Судьба наконец-то сводит их на лестнице Кенилворт Армс в середине романа, когда и начинается кровавая круговерть, которая засосет множество обитателей зловещего дома и посторонних, но очень неприятных личностей, большинство из которых сочувствия у читателя не вызовет. Хотя особенно сочувствовать ему будет некогда – события с момента встречи Круза и Джонатана развиваются быстро и не оставляют времени на сентименты. Судьбы персонажей пускаются отчаянным галопом по смертельным опасностям, выбору между плохим и ужасным и отчаянным попыткам выжить вопреки всему.

«Шахта» — роман взрывной и эффектный, написанный сочными красными мазками. И большинство сцен ужаса в нем связаны с насилием и полны обильными деталями, подробностями и безумием, переходящим в вакханалию. Человеческое сталкивается с нечеловеческим в жутких схватках. Наркотики, кровь, слизь, нечистоты, живое и мертвое, отходы и отбросы перемешиваются, сливаются воедино, и путешествуют сквозь стены старого многоквартирного дома, который почуял себя живым и дал приют чему-то мерзкому и противоестественному.

Персонажи здесь тоже далеки от романтики и исключительно приземлены. Их поведение и поступки укладываются в общий стереотип конца восьмидесятых, эпохи, не нуждавшейся в моральных оправданиях и давшей рождение сплаттерпанку, брутальному и разнузданному. Нужно больше, больше крови, пусть она течет рекой и сочится даже из стен!

Насилие в «Шахте» — основа жизни большого и жестокого города, приюта аутсайдеров и маргиналов всех мастей. Насилие чтобы выжить, насилие чтобы преуспеть, и наконец, насилие ради насилия, потому что таковы правила игры.

Собственно, иного «Шахта» и не предлагает. Она именно об этом. И о предыстории Кенилворт Армс и поселившихся там чудовищах ничего убедительного сказать не может. Дом пробудился сам, твари в его недрах тоже взялись, в общем-то, ниоткуда — все завертелось само на ровном месте. Да и какая разница? Автор романа не утруждал себя заботой о его страшной составляющей. Уж какая есть, берите что дают.

Дэвида Дж. Шоу больше увлекала криминальная сторона сюжета. Когда речь о наркотиках, разборках, маниакальных наркодельцах – настоящих чудовищах в человеческом обличье – дело у него спорится. Чувствуется, что этот материал он знает назубок. Ситуации, среда, типажи – все по высшему классу. Перед читателем разворачивается полная мерзостей всех сортов жизнь городского аутсайда. Цепко схваченная, и с огромной любовью и знанием дела описанная. Тут претензий к Шоу нет и быть не может. Задачу рассказать о преступном мире он перевыполнил с гигантским запасом.

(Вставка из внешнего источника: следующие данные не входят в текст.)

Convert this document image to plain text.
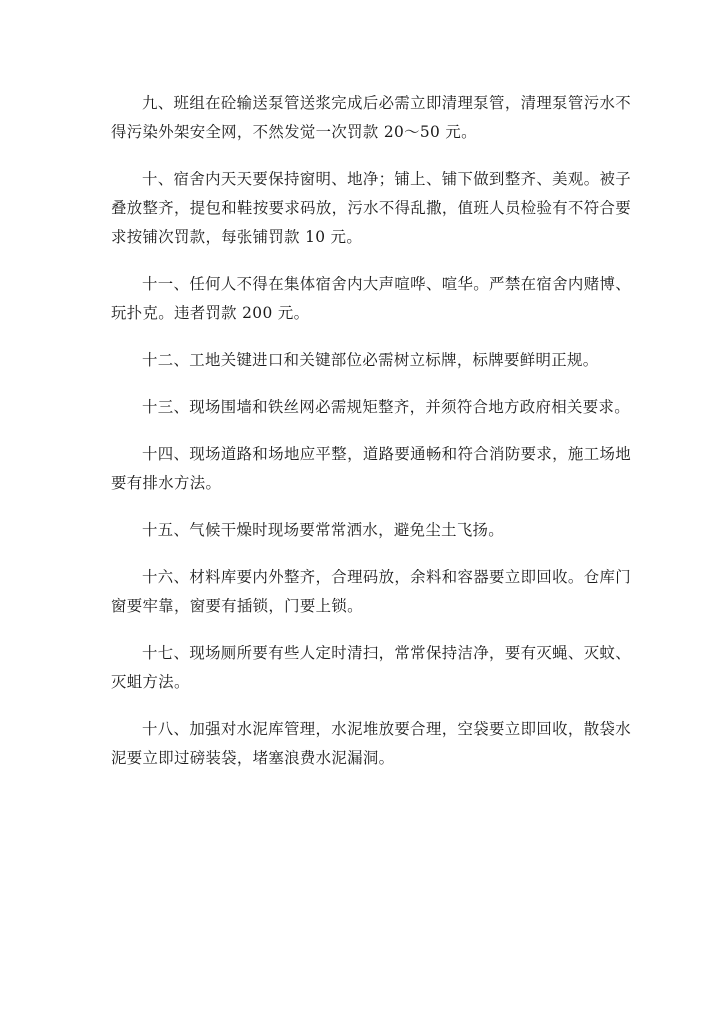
九、班组在砼输送泵管送浆完成后必需立即清理泵管，清理泵管污水不得污染外架安全网，不然发觉一次罚款 20～50 元。

十、宿舍内天天要保持窗明、地净；铺上、铺下做到整齐、美观。被子叠放整齐，提包和鞋按要求码放，污水不得乱撒，值班人员检验有不符合要求按铺次罚款，每张铺罚款 10 元。

十一、任何人不得在集体宿舍内大声喧哗、喧华。严禁在宿舍内赌博、玩扑克。违者罚款 200 元。

十二、工地关键进口和关键部位必需树立标牌，标牌要鲜明正规。

十三、现场围墙和铁丝网必需规矩整齐，并须符合地方政府相关要求。

十四、现场道路和场地应平整，道路要通畅和符合消防要求，施工场地要有排水方法。

十五、气候干燥时现场要常常洒水，避免尘土飞扬。

十六、材料库要内外整齐，合理码放，余料和容器要立即回收。仓库门窗要牢靠，窗要有插锁，门要上锁。

十七、现场厕所要有些人定时清扫，常常保持洁净，要有灭蝇、灭蚊、灭蛆方法。

十八、加强对水泥库管理，水泥堆放要合理，空袋要立即回收，散袋水泥要立即过磅装袋，堵塞浪费水泥漏洞。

А вот живой дом с отвратительными тварями внутри при всем к ним уважении остался лишь обратной стороной медали, где тоже что-то написано, но довольно невнятно и откровенно говоря, слишком мало. Могло быть и больше. Гораздо. Не тянет Кенилворт Армс на полноценную преисподнюю, особенно на фоне происходящего вне его старых закопченных стен. Разве только на районный филиал преисподней, ад местного значения.

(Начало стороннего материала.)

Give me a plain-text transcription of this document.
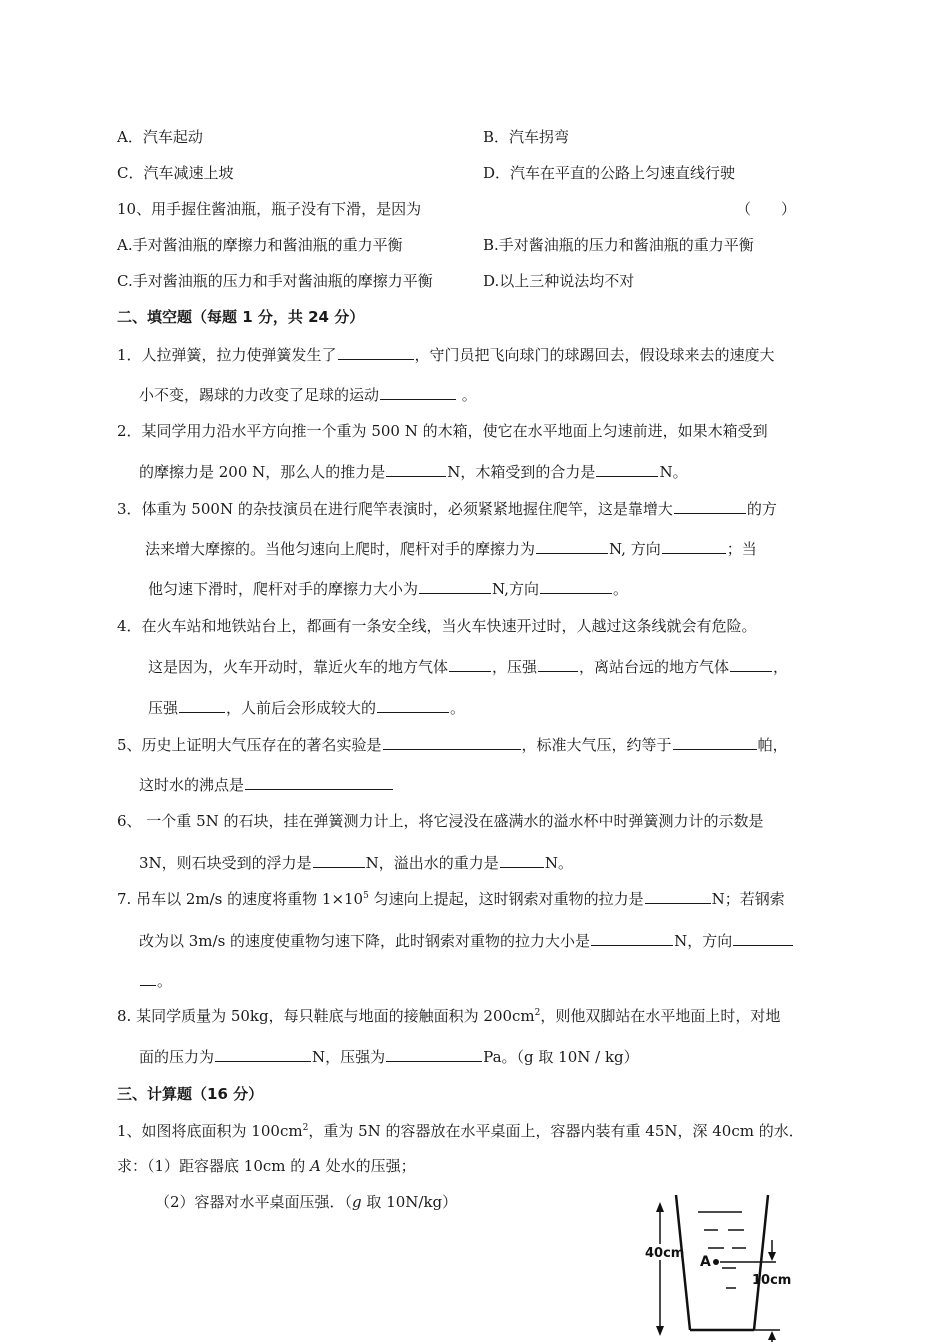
A．汽车起动	B．汽车拐弯
C．汽车减速上坡	D．汽车在平直的公路上匀速直线行驶
10、用手握住酱油瓶，瓶子没有下滑，是因为	（　　）
A.手对酱油瓶的摩擦力和酱油瓶的重力平衡	B.手对酱油瓶的压力和酱油瓶的重力平衡
C.手对酱油瓶的压力和手对酱油瓶的摩擦力平衡	D.以上三种说法均不对
二、填空题（每题 1 分，共 24 分）
1．人拉弹簧，拉力使弹簧发生了	，守门员把飞向球门的球踢回去，假设球来去的速度大
小不变，踢球的力改变了足球的运动	。
2．某同学用力沿水平方向推一个重为 500 N 的木箱，使它在水平地面上匀速前进，如果木箱受到
的摩擦力是 200 N，那么人的推力是	N，木箱受到的合力是	N。
3．体重为 500N 的杂技演员在进行爬竿表演时，必须紧紧地握住爬竿，这是靠增大	的方
法来增大摩擦的。当他匀速向上爬时，爬杆对手的摩擦力为	N, 方向	；当
他匀速下滑时，爬杆对手的摩擦力大小为	N,方向	。
4．在火车站和地铁站台上，都画有一条安全线，当火车快速开过时，人越过这条线就会有危险。
这是因为，火车开动时，靠近火车的地方气体	，压强	，离站台远的地方气体	，
压强	，人前后会形成较大的	。
5、历史上证明大气压存在的著名实验是	，标准大气压，约等于	帕，
这时水的沸点是
6、 一个重 5N 的石块，挂在弹簧测力计上，将它浸没在盛满水的溢水杯中时弹簧测力计的示数是
3N，则石块受到的浮力是	N，溢出水的重力是	N。
7. 吊车以 2m/s 的速度将重物 $1\times 10^5$ 匀速向上提起，这时钢索对重物的拉力是	N；若钢索
改为以 3m/s 的速度使重物匀速下降，此时钢索对重物的拉力大小是	N，方向
。
8. 某同学质量为 50kg，每只鞋底与地面的接触面积为 $200cm^2$，则他双脚站在水平地面上时，对地
面的压力为	N，压强为	Pa。（g 取 10N / kg）
三、计算题（16 分）
1、如图将底面积为 $100cm^2$，重为 5N 的容器放在水平桌面上，容器内装有重 45N，深 40cm 的水．
求：（1）距容器底 10cm 的 A 处水的压强；
（2）容器对水平桌面压强．（g 取 10N/kg）
40cm
A
10cm
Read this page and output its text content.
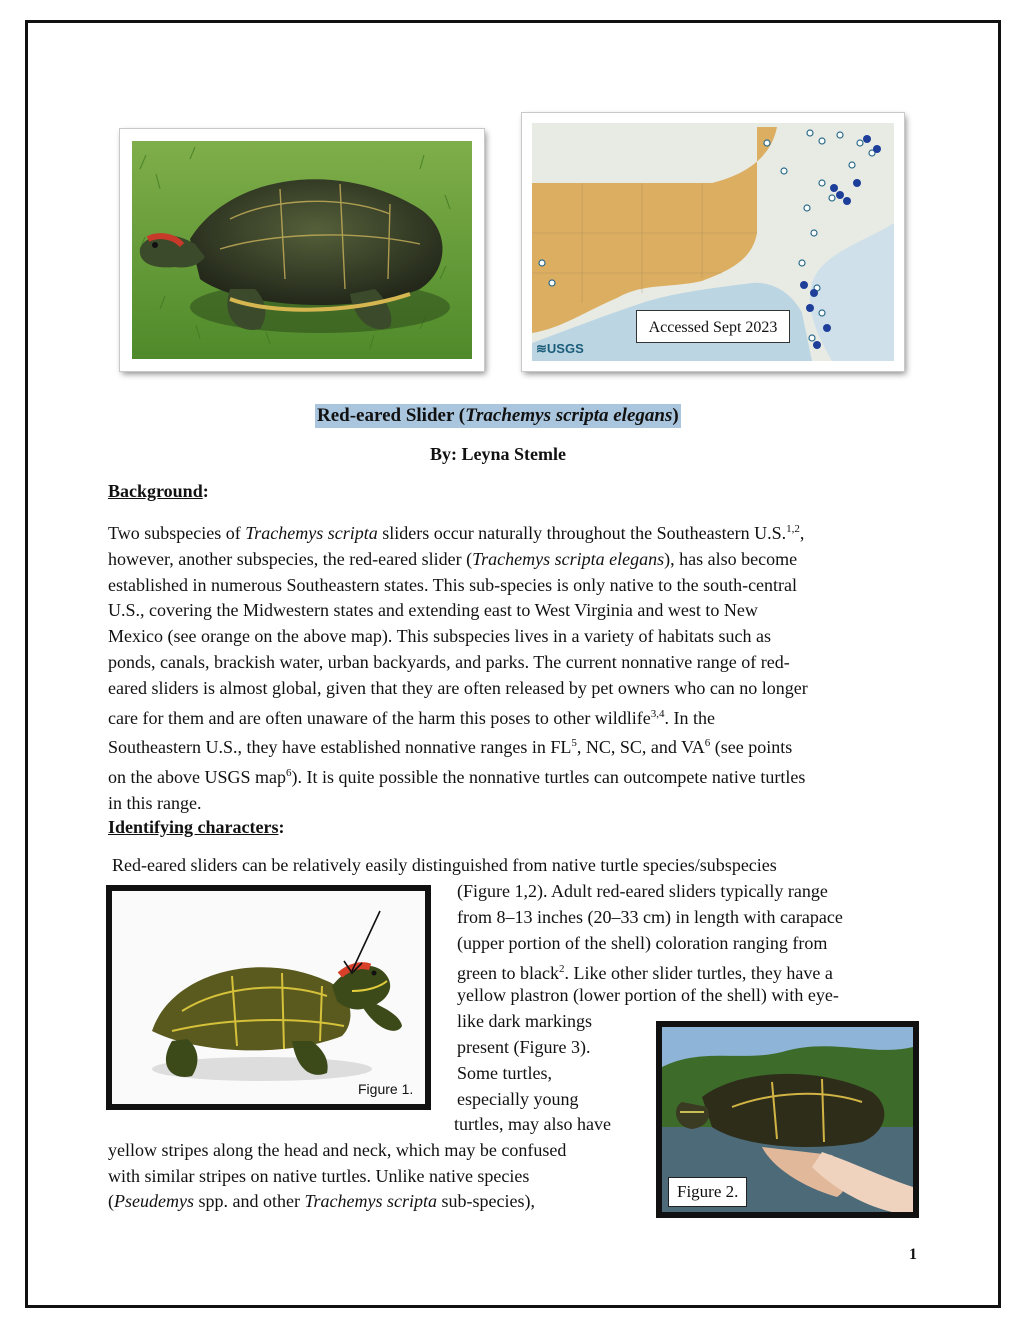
≋USGS
Accessed Sept 2023
Red-eared Slider (Trachemys scripta elegans)
By: Leyna Stemle
Background:
Two subspecies of Trachemys scripta sliders occur naturally throughout the Southeastern U.S.$^{1,2}$,
however, another subspecies, the red-eared slider (Trachemys scripta elegans), has also become
established in numerous Southeastern states. This sub-species is only native to the south-central
U.S., covering the Midwestern states and extending east to West Virginia and west to New
Mexico (see orange on the above map). This subspecies lives in a variety of habitats such as
ponds, canals, brackish water, urban backyards, and parks. The current nonnative range of red-
eared sliders is almost global, given that they are often released by pet owners who can no longer
care for them and are often unaware of the harm this poses to other wildlife$^{3,4}$. In the
Southeastern U.S., they have established nonnative ranges in $FL^5$, NC, SC, and $VA^6$ (see points
on the above USGS map$^6$). It is quite possible the nonnative turtles can outcompete native turtles
in this range.
Identifying characters:
Red-eared sliders can be relatively easily distinguished from native turtle species/subspecies
(Figure 1,2). Adult red-eared sliders typically range
from 8–13 inches (20–33 cm) in length with carapace
(upper portion of the shell) coloration ranging from
green to black$^2$. Like other slider turtles, they have a
yellow plastron (lower portion of the shell) with eye-
like dark markings
present (Figure 3).
Some turtles,
especially young
turtles, may also have
yellow stripes along the head and neck, which may be confused
with similar stripes on native turtles. Unlike native species
(Pseudemys spp. and other Trachemys scripta sub-species),
Figure 1.
Figure 2.
1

Ужас в «Шахте» похож на нелюбимое дитя, которому родители не уделяют должного внимания, предпочитая возиться с его братцем – круглолицым и розовощеким крепышом. А наш братец тем временем предоставлен себе и как это бывает с запущенными детьми, взрослеет быстро и незаметно. Мы видим лишь наугад выхваченные эпизоды. Вот он задиристо подбоченясь курит за гаражами, пытается ухлестывать за какой-то оторвой из ПТУ, ходит без шапки зимой, связывается с плохой компанией и т.д. Но в целом это только фрагменты большой истории, которую нам, увы, не расскажут.

Полноценного хоррора у Дэвида Дж. Шоу не получилось. Получился кровавый и экзальтированный триллер, беззастенчиво съевший своего брата. Хоррор проглочен прожорливым братцем не до конца, он трепыхается и бьется, но силы неравны.

Тем не менее, роман свое звание классики оправдывает и несмотря ни на что, держит в постоянном ужасе и напряжении всеми наличными средствами, арсенал которых весьма разнообразен. Немного от забытых боевиков эпохи VHS. Немного от панковской эстетики городских трущоб. Много, очень много — от «Книг крови». Еще чуток того, щепотка сего – добавляем фирменного авторского воображения – и вот она, анатомия бурных восьмидесятых во всей своей первозданной красе.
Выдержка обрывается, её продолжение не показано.